実施例6: L. innocuaの菌種特異的検出のためのPCR反応の実施
細菌を含む試料を、約1μgのDNAとともに50μlの緩衝液(10mMトリス−HCl(pH8.5)、1.5mMMgClおよび50mMKCl)に懸濁させて、110℃で5分間加熱する。次いで、式IIgおよびIIbによるプライマー(実施例1を参照、各0.4μg)および2.5UのTaqポリメラーゼ(ファルマシア製)を反応緩衝液(10mMトリス−HCl(pH8.5)、1.5mMMgClおよび50mMKCl)に溶解して、それぞれ200μmolのdGTP、dATP、dTTPおよびdCTPを加える(反応総液量100μl)。最初の変性段階を94℃で3分間続ける。次いで、反応混合物を62℃の温度で60秒間(アニーリング期)、および72℃の温度で45秒間(伸長期)保持する。次いで、変性段階(94℃)を45秒間続ける。30回の反応サイクルの後、5分間保持の終結伸長段階(72℃)を行う。
【0058】
PCR産生物を、EDTA(2.5mM)を含むトリス−ホウ酸塩の溶出緩衝液(それぞれ50mM)中でアガロースゲル(1%)上で分離する。次いで、分離したPCR産生物を臭化エチジウム(0.1mg/ml水中)を用いて染色して、UV光(260nm)で照射して可視化する。
【0059】
PCR産生物は、L. innocuaのDNAまたは細胞が試料中に存在する場合にのみ観察される(表1のC欄を参照されたい)。

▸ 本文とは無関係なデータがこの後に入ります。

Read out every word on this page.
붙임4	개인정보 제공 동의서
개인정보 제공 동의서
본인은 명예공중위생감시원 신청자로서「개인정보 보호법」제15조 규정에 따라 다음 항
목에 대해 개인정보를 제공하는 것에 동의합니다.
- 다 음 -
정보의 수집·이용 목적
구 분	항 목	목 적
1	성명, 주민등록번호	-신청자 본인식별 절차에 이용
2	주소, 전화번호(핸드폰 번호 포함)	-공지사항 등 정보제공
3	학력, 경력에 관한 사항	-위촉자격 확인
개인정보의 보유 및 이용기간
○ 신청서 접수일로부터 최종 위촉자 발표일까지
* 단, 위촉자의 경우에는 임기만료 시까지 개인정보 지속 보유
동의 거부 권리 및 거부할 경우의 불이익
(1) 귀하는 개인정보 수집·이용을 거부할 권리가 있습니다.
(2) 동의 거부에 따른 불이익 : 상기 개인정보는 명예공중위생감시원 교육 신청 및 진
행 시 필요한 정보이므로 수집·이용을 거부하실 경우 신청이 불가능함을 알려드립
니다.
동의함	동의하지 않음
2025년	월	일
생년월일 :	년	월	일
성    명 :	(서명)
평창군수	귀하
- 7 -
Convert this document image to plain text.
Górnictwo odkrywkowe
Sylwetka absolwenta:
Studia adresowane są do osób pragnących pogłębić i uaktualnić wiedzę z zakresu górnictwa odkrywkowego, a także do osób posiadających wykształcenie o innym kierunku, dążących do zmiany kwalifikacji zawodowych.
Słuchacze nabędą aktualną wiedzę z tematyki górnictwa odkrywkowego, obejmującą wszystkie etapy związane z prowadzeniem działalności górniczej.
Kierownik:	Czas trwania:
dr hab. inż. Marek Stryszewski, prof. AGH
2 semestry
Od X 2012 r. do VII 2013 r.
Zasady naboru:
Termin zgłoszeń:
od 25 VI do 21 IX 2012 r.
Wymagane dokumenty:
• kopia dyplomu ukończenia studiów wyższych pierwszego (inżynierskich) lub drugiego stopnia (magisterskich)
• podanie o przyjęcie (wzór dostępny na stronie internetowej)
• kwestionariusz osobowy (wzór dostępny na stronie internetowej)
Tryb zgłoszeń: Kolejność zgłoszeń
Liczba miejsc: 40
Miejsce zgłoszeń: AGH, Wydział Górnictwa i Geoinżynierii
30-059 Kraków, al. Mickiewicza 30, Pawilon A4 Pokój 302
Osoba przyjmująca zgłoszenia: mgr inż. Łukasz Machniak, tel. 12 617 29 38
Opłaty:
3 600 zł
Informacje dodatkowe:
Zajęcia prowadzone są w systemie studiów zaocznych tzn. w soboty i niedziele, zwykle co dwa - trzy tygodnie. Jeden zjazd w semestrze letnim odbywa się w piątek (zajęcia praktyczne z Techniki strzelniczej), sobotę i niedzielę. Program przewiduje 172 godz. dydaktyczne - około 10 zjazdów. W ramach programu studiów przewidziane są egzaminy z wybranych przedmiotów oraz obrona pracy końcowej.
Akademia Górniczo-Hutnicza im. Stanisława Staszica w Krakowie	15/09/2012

実施例7: リステリアの群特異的検出のためのPCR反応の実施
細菌を含む試料を、約1μgのDNAとともに50μlの水に懸濁させて、110℃で5分間加熱する。次いで、式IIhおよびIIbによるプライマー(実施例1を参照、各0.4μg)および2.5UのTaqポリメラーゼ(ファルマシア製)を反応緩衝液(10mMトリス−HCl(pH8.5)、1.5mMMgClおよび50mMKCl)に溶解して、それぞれ200μmolのdGTP、dATP、dTTPおよびdCTPを加える(反応総液量100μl)。最初の変性段階を94℃で3分間続ける。次いで、反応混合物を56℃の温度で45秒間(アニーリング期)、および72℃の温度で45秒間(伸長期)保持する。次いで、変性段階(94℃)を45秒間続ける。30回の反応サイクルの後、5分間保持の終結伸長段階(72℃)を行う。
【0060】
PCR産生物を、EDTA(2.5mM)を含むトリス−ホウ酸塩の溶出緩衝液(それぞれ50mM)中でアガロースゲル(1%)上で分離する。次いで、分離したPCR産生物を臭化エチジウム(0.1mg/ml水中)を用いて染色して、UV光(260nm)で照射して可視化する。
【0061】
この場合、PCR産生物は、L. grayiおよびL. murrayi群からの細菌のDNAまたは細胞が試料中に存在する場合にのみ観察される(表1のG欄を参照されたい)。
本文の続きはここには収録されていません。